DCU ranked second for graduate employment in Ireland

Shauna Burdis

Only the University of Limerick has a higher graduate employment rate than DCU

Dublin City University was named the leading university in Dublin and second in Ireland for graduate employment. Just one per cent behind the University of Limerick.

The figures were released on February 18th as part of the 2017 Higher Education Authority’s (HEA) Outcomes Survey.

Figures released by the HEA revealed that 79 per cent of DCU graduates find employment within six months of graduating or are due to start a new job within the next three months.

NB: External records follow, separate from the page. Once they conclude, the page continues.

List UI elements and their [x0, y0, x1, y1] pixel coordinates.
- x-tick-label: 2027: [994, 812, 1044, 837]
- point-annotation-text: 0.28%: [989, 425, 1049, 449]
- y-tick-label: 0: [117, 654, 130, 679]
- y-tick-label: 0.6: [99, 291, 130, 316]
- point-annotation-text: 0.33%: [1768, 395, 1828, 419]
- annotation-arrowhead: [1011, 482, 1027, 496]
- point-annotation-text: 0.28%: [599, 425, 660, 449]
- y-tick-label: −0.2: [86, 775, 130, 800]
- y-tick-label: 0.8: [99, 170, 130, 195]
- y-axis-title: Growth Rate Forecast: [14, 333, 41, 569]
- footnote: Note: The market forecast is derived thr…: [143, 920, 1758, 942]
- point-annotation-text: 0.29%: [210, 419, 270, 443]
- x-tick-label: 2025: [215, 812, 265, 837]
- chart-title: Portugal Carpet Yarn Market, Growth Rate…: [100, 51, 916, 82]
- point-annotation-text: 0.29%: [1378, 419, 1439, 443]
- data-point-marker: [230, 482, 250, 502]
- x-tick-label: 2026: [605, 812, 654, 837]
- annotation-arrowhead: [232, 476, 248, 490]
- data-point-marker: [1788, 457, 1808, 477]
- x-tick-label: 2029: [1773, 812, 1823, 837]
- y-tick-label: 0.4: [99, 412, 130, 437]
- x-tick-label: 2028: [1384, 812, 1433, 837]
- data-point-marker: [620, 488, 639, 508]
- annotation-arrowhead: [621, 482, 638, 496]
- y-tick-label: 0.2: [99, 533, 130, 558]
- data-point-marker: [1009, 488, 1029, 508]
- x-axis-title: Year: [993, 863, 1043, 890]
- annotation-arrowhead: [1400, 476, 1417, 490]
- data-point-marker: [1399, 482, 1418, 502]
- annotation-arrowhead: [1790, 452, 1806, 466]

The study found that 70 per cent of DCU graduates are working fulltime. Seven per cent are in part-time work and two per cent are due to start a job within the next three months.

This figure increased from 2014, when 73 per cent of DCU graduates were employed within six months of leaving the university. In 2012, DCU’s graduate employment was 68.6 per cent.

DCU President Brian MacCraith said that the results “demonstrate that we are not only providing programmes that are relevant for today’s economy but also that we are delivering highly sought-after graduates who are ready for the world of work.”

A total of 58,136 students graduated from universities and colleges in Ireland in 2017. The study also found that university graduates are more likely to be employed and earn more.

Commenting on DCU’s success, Executive Dean of the DCU Business School, Anne Sinnott said: “our close connection to industry and government ensures relevance and recency in our research, which is brought into the classroom leading to ‘work-ready’ graduates, high rates of employment after graduation, and industry-relevant programmes.”

The report stated that: 83 per cent of education graduates, 49 per cent of arts and humanities graduates, 73 per cent of business graduates and 79 per cent of engineering graduates are working full time.

“Industry-relevant projects, content and experience have been integral to our engineering programmes, and that maps directly and strongly to employability. We work hard to renew curricula and develop new ways of engaging with industry so that this ethos remains vibrant and effective,” Executive Dean of the DCU School of Engineering and Computing, Lisa Looney said.

Ireland has also seen a continuing expansion of third level education. In 2017 there were over 186,000 full-time students in third level education, with numbers likely to increase.

The survey found that 78 per cent of graduates in Ireland are in employment or due to start a job within nine months of leaving university. Some 14 per cent continue onto further study and five per cent are unemployed.

The survey was done in collaboration with the Central Statistics Office (CSO).